Cheng Yong (Xu Zheng) sells Indian homeopathic oils from a Shanghai storefront. His business is failing, but a last-minute opportunity comes when he is given a lucrative but illegal offer: smuggle Indian medication for chronic myeloid leukaemia into the country and sell it to patients unable to afford the expensive Chinese originals. As local police begin investigating his business, and a rival counterfeiter starts interfering with his trade, Cheng’s get-rich scheme begins to transform into a personal crusade.
Dying to Survive was the surprise Chinese hit of 2018. Released during the annual Hollywood blackout, where the Chinese government blocks the release of American films to give local releases an easier market, it eschews the traditional flood of action and fantasy works in favour of socially conscious comedy-drama. It is also based very loosely on a true story. The genre balance shifts over the course of the film, beginning with character-based comedy and then gradually pulling back the humour and increasing the drama. By the third act, there is hardly a joke to be found, but it does not matter: the audience has been won over and have invested in the emotional stakes. It marks a seismic shift in style for star Xu, widely known as a comedic performer. Like many comedic actors, Zheng turns out to be just as gifted with serious material.
Impressively, the film is also the feature debut of up-and-coming filmmaker Wen Muye. He brings a tremendous sense of balance. Funny scenes do not overpower the darker moments, and likewise the drama never pulls too far away from another joke or amusing moment. In the film’s tenser moments – and it has several – Wen demonstrates a deft hand at showcasing action and generating tension. The film’s photography varies, shifting from hand-held to static camera work based on the individual needs of the scene. Overall it feels rather reminiscent of British director Danny Boyle, another filmmaker with a deft hand and balancing and combining genres with a contemporary and dynamic visual aesthetic. As a first feature it is an admirable achievement, and marks Wen as a hugely promising talent to watch.
Wen creates a populist film in the most positive sense: Dying to Survive is easy with which to engage, but maintains complexity and character depth to satisfy more critical viewers. A talented ensemble cast gives every type of viewer their own particular kind of character to love the most. Particularly strong are Wang Chuanjun as Lu Shouyi, a critically ill patient desperate to stay alive for his infant son, and Zhang Yu as “Yellow Hair”, a rebellious young runaway who has also been struck by leukaemia. In both cases the characters combine comedy and drama, often in unexpected moments.

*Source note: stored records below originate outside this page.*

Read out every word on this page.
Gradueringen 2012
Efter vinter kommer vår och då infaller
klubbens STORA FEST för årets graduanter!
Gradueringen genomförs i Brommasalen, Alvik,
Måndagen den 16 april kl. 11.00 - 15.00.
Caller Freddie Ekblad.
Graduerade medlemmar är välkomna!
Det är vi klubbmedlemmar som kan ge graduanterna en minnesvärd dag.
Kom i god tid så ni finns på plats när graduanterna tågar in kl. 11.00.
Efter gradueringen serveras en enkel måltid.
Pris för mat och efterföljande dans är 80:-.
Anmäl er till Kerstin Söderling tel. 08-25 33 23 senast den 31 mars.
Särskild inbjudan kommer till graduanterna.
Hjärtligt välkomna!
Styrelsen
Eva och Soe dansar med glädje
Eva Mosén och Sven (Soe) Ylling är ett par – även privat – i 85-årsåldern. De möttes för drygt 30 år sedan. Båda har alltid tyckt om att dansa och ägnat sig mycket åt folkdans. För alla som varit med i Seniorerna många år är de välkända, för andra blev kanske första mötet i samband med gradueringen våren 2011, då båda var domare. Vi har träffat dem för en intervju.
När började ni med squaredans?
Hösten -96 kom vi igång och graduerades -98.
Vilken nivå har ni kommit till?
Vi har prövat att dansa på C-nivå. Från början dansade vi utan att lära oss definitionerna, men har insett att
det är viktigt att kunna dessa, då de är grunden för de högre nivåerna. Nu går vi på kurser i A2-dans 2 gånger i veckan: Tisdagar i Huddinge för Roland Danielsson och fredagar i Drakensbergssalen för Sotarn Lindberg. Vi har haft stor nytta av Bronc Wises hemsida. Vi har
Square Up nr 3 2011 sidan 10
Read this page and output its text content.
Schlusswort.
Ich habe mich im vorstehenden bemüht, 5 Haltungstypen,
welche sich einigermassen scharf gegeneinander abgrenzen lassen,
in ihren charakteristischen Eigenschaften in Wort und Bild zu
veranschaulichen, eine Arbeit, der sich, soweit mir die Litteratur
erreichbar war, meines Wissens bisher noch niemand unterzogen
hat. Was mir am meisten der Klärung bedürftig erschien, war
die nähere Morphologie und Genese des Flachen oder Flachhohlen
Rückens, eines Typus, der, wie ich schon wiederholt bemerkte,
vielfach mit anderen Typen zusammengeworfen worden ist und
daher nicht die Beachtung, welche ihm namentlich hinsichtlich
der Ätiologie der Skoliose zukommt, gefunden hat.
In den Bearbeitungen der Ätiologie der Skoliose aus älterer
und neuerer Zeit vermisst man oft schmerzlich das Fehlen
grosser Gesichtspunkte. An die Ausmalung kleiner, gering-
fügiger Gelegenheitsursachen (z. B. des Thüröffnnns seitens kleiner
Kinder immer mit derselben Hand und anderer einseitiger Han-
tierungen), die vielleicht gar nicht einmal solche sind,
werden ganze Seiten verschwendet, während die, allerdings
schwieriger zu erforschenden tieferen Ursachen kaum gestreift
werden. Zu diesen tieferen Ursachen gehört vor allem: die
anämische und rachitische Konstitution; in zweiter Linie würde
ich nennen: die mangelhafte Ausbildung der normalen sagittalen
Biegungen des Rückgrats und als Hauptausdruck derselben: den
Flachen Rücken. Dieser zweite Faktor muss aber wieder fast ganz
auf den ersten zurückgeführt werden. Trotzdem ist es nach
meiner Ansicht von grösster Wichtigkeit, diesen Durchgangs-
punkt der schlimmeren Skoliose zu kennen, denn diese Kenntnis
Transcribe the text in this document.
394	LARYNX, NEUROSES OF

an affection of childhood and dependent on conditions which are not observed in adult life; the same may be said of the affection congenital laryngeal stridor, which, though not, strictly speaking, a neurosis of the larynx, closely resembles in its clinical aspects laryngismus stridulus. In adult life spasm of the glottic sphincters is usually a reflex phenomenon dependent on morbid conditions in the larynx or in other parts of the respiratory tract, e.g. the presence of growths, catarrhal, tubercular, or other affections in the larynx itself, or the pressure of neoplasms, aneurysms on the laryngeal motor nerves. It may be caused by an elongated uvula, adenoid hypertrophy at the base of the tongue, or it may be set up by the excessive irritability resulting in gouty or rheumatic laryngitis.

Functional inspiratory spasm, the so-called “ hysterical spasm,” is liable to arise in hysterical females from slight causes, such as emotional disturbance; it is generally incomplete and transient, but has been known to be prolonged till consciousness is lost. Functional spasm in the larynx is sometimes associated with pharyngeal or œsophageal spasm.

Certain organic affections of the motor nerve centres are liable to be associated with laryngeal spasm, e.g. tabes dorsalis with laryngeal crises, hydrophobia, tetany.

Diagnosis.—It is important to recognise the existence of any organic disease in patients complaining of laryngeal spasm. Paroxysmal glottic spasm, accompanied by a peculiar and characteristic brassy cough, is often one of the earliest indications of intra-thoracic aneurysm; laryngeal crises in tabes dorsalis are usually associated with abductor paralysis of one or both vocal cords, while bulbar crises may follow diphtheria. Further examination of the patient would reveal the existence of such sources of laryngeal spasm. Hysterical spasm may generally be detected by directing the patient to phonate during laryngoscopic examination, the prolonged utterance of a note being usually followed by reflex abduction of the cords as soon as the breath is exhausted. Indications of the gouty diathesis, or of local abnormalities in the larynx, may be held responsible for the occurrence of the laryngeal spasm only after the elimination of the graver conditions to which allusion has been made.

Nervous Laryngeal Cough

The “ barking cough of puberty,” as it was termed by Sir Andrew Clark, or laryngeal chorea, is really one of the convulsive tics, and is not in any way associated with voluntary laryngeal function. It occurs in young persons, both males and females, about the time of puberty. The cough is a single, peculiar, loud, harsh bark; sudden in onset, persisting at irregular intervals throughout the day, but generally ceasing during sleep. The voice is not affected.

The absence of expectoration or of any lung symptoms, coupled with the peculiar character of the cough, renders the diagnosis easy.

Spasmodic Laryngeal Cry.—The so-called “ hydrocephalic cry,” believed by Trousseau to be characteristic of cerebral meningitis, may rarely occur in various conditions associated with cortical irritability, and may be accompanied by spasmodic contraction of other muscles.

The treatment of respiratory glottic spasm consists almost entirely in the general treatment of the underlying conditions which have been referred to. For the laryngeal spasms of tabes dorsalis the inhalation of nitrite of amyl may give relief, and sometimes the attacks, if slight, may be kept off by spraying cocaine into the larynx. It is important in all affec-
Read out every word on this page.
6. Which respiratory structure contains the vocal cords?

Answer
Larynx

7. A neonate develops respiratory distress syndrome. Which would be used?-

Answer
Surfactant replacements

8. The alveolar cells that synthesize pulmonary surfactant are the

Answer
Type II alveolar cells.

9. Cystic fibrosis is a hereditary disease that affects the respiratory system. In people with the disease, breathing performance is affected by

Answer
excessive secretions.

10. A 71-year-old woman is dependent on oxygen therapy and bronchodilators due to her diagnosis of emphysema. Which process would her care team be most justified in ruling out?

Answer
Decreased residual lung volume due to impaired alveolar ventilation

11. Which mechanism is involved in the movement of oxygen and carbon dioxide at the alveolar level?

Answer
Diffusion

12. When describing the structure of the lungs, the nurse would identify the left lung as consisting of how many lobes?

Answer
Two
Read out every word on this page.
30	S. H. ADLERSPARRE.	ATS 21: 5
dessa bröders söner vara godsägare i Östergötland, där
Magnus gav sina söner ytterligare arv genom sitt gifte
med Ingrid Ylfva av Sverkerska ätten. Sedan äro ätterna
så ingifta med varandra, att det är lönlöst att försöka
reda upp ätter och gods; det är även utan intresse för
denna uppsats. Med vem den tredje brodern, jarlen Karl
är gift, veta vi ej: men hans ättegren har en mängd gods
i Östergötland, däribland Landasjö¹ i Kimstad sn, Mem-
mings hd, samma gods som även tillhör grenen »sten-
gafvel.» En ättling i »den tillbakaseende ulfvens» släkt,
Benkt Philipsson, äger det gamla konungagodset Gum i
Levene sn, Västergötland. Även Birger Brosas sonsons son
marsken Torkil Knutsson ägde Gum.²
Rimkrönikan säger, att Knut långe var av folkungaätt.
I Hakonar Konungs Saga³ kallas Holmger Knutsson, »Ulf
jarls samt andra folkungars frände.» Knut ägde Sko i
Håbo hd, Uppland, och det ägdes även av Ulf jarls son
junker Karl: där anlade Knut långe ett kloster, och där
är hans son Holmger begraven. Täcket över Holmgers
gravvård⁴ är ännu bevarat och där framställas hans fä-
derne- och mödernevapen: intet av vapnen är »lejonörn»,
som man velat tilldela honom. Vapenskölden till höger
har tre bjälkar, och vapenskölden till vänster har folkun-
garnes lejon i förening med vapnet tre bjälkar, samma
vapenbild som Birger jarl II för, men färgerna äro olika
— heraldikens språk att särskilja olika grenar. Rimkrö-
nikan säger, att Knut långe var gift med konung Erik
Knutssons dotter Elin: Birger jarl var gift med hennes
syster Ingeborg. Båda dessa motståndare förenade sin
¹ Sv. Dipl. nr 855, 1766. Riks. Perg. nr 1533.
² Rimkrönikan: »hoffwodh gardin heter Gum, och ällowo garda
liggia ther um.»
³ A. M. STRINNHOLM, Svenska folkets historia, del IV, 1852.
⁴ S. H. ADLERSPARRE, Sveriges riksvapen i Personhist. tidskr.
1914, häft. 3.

The film is critical of the Chinese government, which is something unexpected in a local summer blockbuster. Cheng successfully sells the Indian cancer drug because its street value is significantly cheaper than the legal Chinese version, despite being chemically identical. An inflexible Chinese police department declares his imported version counterfeit anyway, disregarding the fact that it is equally effective in treating the disease as the genuine article. People in the film are seen to die because they cannot afford the government-enforced and expensive version, and this in turn makes the government seem unhelpful, bureaucratic, and callous. It is only a last-minute series of captions at the film’s conclusion that makes any significant attempt to paint the authorities as helpful or humane in any way. The patriotic, near-propagandist tone of many Chinese dramas is absent here, and it comes perilously close to directly pointing fingers. It is to the film’s credit that it risks this approach: it creates a comedy that matters. It is a comedy that invites laughter. It is a drama that inspires sorrow. It is a political statement that provokes rage.